Борис увидел, что Ларкин уже бежит от своей «тридцатьчетверки», которая все еще крутилась на месте и из открытых люков которой поднимался легкий дымок и невысокие, яркие языки пламени. «Куваев погиб. И, наверное, Генка, — подумал Борис. — Хороший был водитель». Он хотел повернуть к Ларкину, чтобы взять его к себе, но Ларкин уже прыгнул на другую машину.
С экрана перископа исчезла ложбина. Впереди только по-прежнему крутился на месте ларкинский танк. Из него валил теперь густой, черный, высокий дым, как из паровозной трубы. Потом раздался сильный взрыв, танк исчез в дыму и в пламени. Через несколько секунд он снова появился на экране, неподвижный, тихий, без башни. Он горел теперь ровным пламенем…
— Вперед! Приказываю — вперед! — беспрестанно звучал в наушниках голос командира бригады. Но теперь голос стал крикливее и выше тоном. — Вперед!
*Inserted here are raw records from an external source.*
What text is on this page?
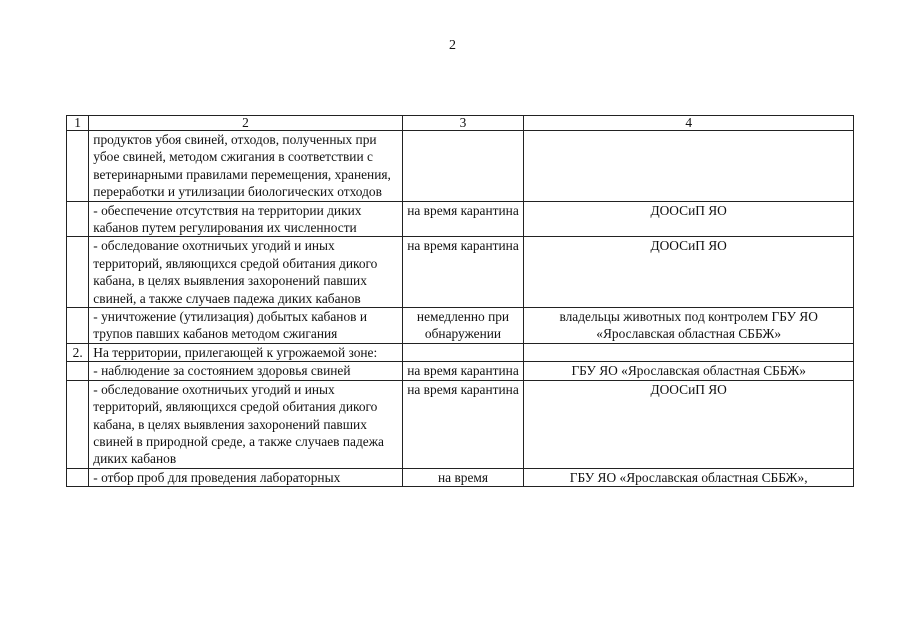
2
1	2	3	4
	продуктов убоя свиней, отходов, полученных при убое свиней, методом сжигания в соответствии с ветеринарными правилами перемещения, хранения, переработки и утилизации биологических отходов		
	- обеспечение отсутствия на территории диких кабанов путем регулирования их численности	на время карантина	ДООСиП ЯО
	- обследование охотничьих угодий и иных территорий, являющихся средой обитания дикого кабана, в целях выявления захоронений павших свиней, а также случаев падежа диких кабанов	на время карантина	ДООСиП ЯО
	- уничтожение (утилизация) добытых кабанов и трупов павших кабанов методом сжигания	немедленно при обнаружении	владельцы животных под контролем ГБУ ЯО «Ярославская областная СББЖ»
2.	На территории, прилегающей к угрожаемой зоне:		
	- наблюдение за состоянием здоровья свиней	на время карантина	ГБУ ЯО «Ярославская областная СББЖ»
	- обследование охотничьих угодий и иных территорий, являющихся средой обитания дикого кабана, в целях выявления захоронений павших свиней в природной среде, а также случаев падежа диких кабанов	на время карантина	ДООСиП ЯО
	- отбор проб для проведения лабораторных	на время	ГБУ ЯО «Ярославская областная СББЖ»,
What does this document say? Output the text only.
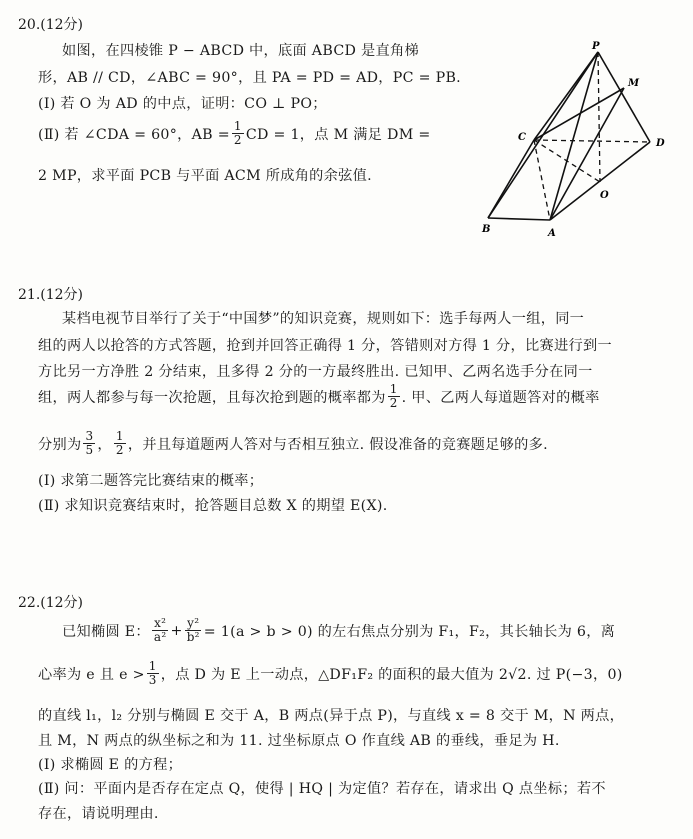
20.(12分)
如图，在四棱锥 P − ABCD 中，底面 ABCD 是直角梯
形，AB // CD，∠ABC = 90°，且 PA = PD = AD，PC = PB.
(Ⅰ) 若 O 为 AD 的中点，证明：CO ⊥ PO；
(Ⅱ) 若 ∠CDA = 60°，AB = $\frac{1}{2}$ CD = 1，点 M 满足 DM =
2 MP，求平面 PCB 与平面 ACM 所成角的余弦值.
P
M
C
D
O
B	A
21.(12分)
某档电视节目举行了关于“中国梦”的知识竞赛，规则如下：选手每两人一组，同一
组的两人以抢答的方式答题，抢到并回答正确得 1 分，答错则对方得 1 分，比赛进行到一
方比另一方净胜 2 分结束，且多得 2 分的一方最终胜出. 已知甲、乙两名选手分在同一
组，两人都参与每一次抢题，且每次抢到题的概率都为 $\frac{1}{2}$ . 甲、乙两人每道题答对的概率
分别为 $\frac{3}{5}$ ， $\frac{1}{2}$ ，并且每道题两人答对与否相互独立. 假设准备的竞赛题足够的多.
(Ⅰ) 求第二题答完比赛结束的概率；
(Ⅱ) 求知识竞赛结束时，抢答题目总数 X 的期望 E(X).
22.(12分)
已知椭圆 E： $\frac{\text{x²}}{\text{a²}} + \frac{\text{y²}}{\text{b²}} = 1(a > b > 0)$ 的左右焦点分别为 F₁，F₂，其长轴长为 6，离
心率为 e 且 $e > \frac{1}{3}$ ，点 D 为 E 上一动点，△DF₁F₂ 的面积的最大值为 2√2. 过 P(−3，0)
的直线 l₁，l₂ 分别与椭圆 E 交于 A，B 两点(异于点 P)，与直线 x = 8 交于 M，N 两点，
且 M，N 两点的纵坐标之和为 11. 过坐标原点 O 作直线 AB 的垂线，垂足为 H.
(Ⅰ) 求椭圆 E 的方程；
(Ⅱ) 问：平面内是否存在定点 Q，使得 | HQ | 为定值？若存在，请求出 Q 点坐标；若不
存在，请说明理由.
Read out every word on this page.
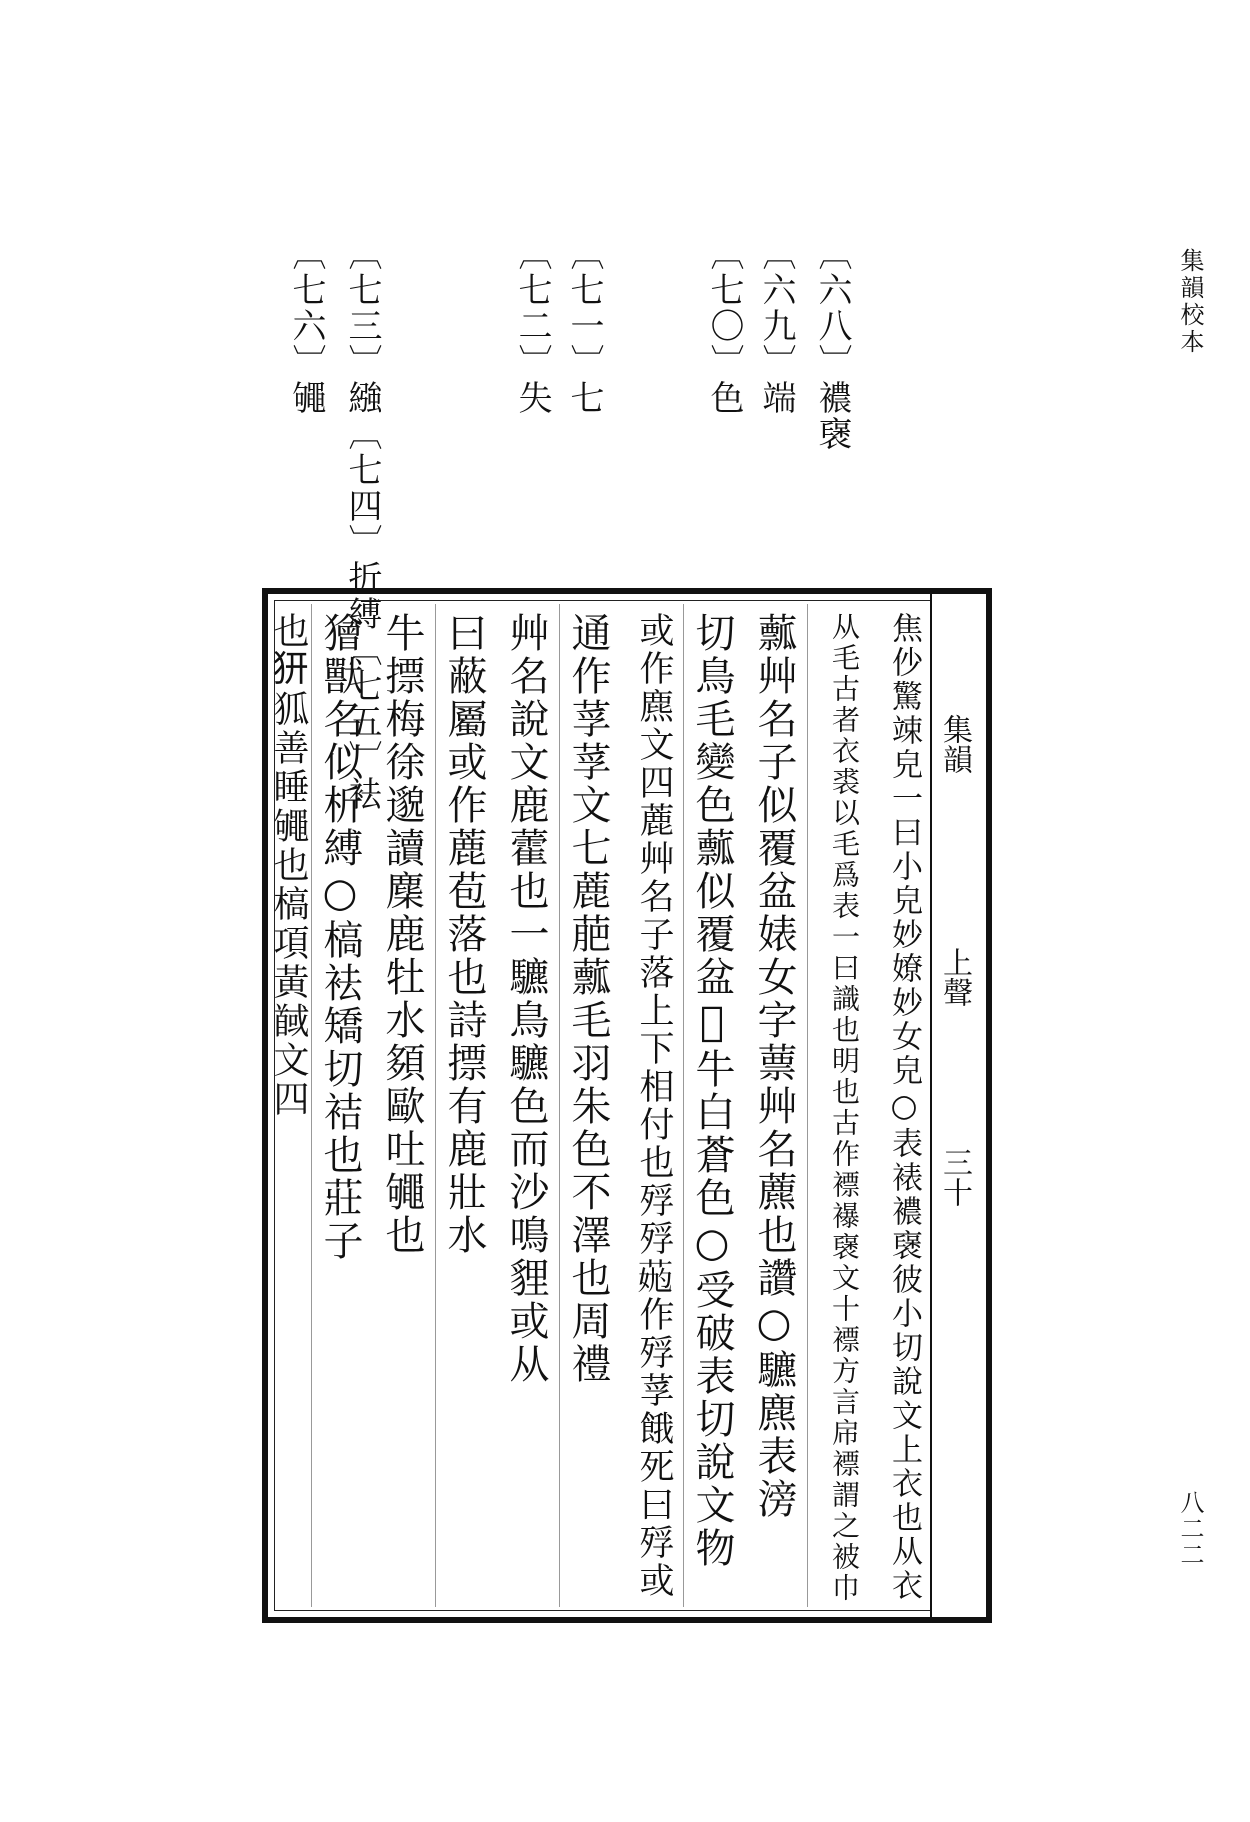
集韻校本
八二二
〔六八〕襛襃
〔六九〕端
〔七〇〕色
〔七一〕七
〔七二〕失
〔七三〕繈〔七四〕折縛〔七五〕袪
〔七六〕䵶
集韻
上聲
三十
焦仯驚竦皃一曰小皃妙嫽妙女皃○表裱襛襃彼小切說文上衣也从衣
从毛古者衣裘以毛爲表一曰識也明也古作褾襮襃文十褾方言帍褾謂之被巾
䕯艸名子似覆盆婊女字蔈艸名藨也讚○䮽麃表滂
切鳥毛變色䕯似覆盆𦫵牛白蒼色○受破表切說文物
或作麃文四蔍艸名子落上下相付也殍殍𦳹作殍莩餓死曰殍或
通作莩莩文七蔍萉䕯毛羽朱色不澤也周禮
艸名說文鹿藿也一䮽鳥䮽色而沙鳴貍或从
曰蔽屬或作蔍苞落也詩摽有鹿壯水
牛摽梅徐邈讀䴢鹿牡水䫂歐吐䵶也
獪獸名似析縛○槁袪矯切袺也莊子
也𤜵狐善睡䵶也槁項黃馘文四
Вперед!
Бригада опять покатилась к ложбине.
Толкнув носком сапога в спину Ткаченко, чтобы тот не отставал от других, Андриевский вяло подумал: «Наше дело телячье…» Теперь не он принимал решения, а лишь исполнял чужую волю, был только частью одного целого, и его старания сводились к тому, чтобы действовать соразмерно с этим целым. Ему не нравилась эта атака, в которую он не верил, его злил громкий крик полковника Макарова, которому он подчинялся. Он вообще не любил быть пассивным исполнителем. В другое время он, может быть, несмотря ни на что, попробовал бы выскочить вперед и прорваться к «тиграм», но сейчас из той глубины его существа, где пряталась мысль о поездке в Москву и откуда еще недавно поднималось вверх веселье, сочились тревога и неуверенность, которые ослабляли и сдерживали его. «Наше дело телячье», — думал он, глядя на то, как рядом с его машиной рвутся снаряды.
Несколько «тридцатьчетверок» рискнули оторваться от боевых порядков и сделать бешеный рывок вперед. Но с каждым метром сближения с противником возрастала угроза попадания в них. И в самом деле они — одна за другой — спотыкались, останавливались, начинали гореть. И тогда оставшиеся в живых машины не выдержали, бросились назад к своим боевым порядкам, а те, увлеченные их попятным движением тоже откатились на исходные рубежи.
Вторая атака захлебнулась.
— Вперед! Все вперед! — надрывались наушники. — Расстреляю подлецов! Все вперед!
Сквозь сумятицу голосов к Андриевскому прорвался тихий голос Чигринца, полный скрытой растерянности и надежды:
— Ветер… Ветер! Что будем делать? Что будем делать?
Эта вера в то, что он, командир роты, может найти правильное решение в условиях, когда он ничего решать не может, еще больше разозлила Бориса.
— Наше дело телячье! — крикнул он. — Наше дело телячье. Понял, Женя?
Ответа он не разобрал, но злость на командира бригады у него неожиданно прошла, потому что он подумал, что и у командира бригады дело телячье, он тоже ничего не может решать, что он такой же винтик большой машины.
С каждым новым днем, проведенным на фронте, Андриевский все сильнее ощущал себя частицей огромного организма Советской Армия, а свою роту, свой батальон, бригаду, даже корпус — лишь отдельными частями этого сложнейшего организма, который управлял всеми ими соразмерно с высшей целью своего существования: необходимостью разгромить смертельного врага, одержать полную победу в Отечественной войне. Все больше крепло у Бориса понимание того, что действующая армия, как любой живой организм, напрягающий все силы для достижения великой цели, может использовать свои части так, как сочтет это целесообразным в данный момент, вплоть до того, что может пожертвовать какой-либо из этих своих частей, если это понадобится для того, чтобы выполнить свою главную задачу, осуществить свою жизненную функцию. Такое понимание своего места и места любого солдата, офицера и генерала на войне, понимание, ставшее его глубоким чувством, помогало Андриевскому избегать нелепых и мелких обид на начальство, видеть целесообразность там, где на первый взгляд можно было думать о жестокости или несправедливости, а в конечном счете, это постоянное ощущение общей цели армии в каждом своем ограниченном боевом действии помогало Борису воевать уверенно и умело.
В наушниках Андриевского раздался протяжный крик: «Воздух!», и все мысли сразу выскочили из головы. Он проворно откинул люк и, держа его над собою левой рукой, задрал голову.
В сумятицу голосов, в танковое лязганье и гул ворвался рев авиационных моторов, взрывы бомб, выстрелы. В воздухе летели комья земли, осколки, куски металла, Андриевский не обращал ни на что внимания. Он смотрел прямо над собой — в небо. Оно было уже не серым с голубыми пятнами, а голубым с белыми облаками. И очень высоким.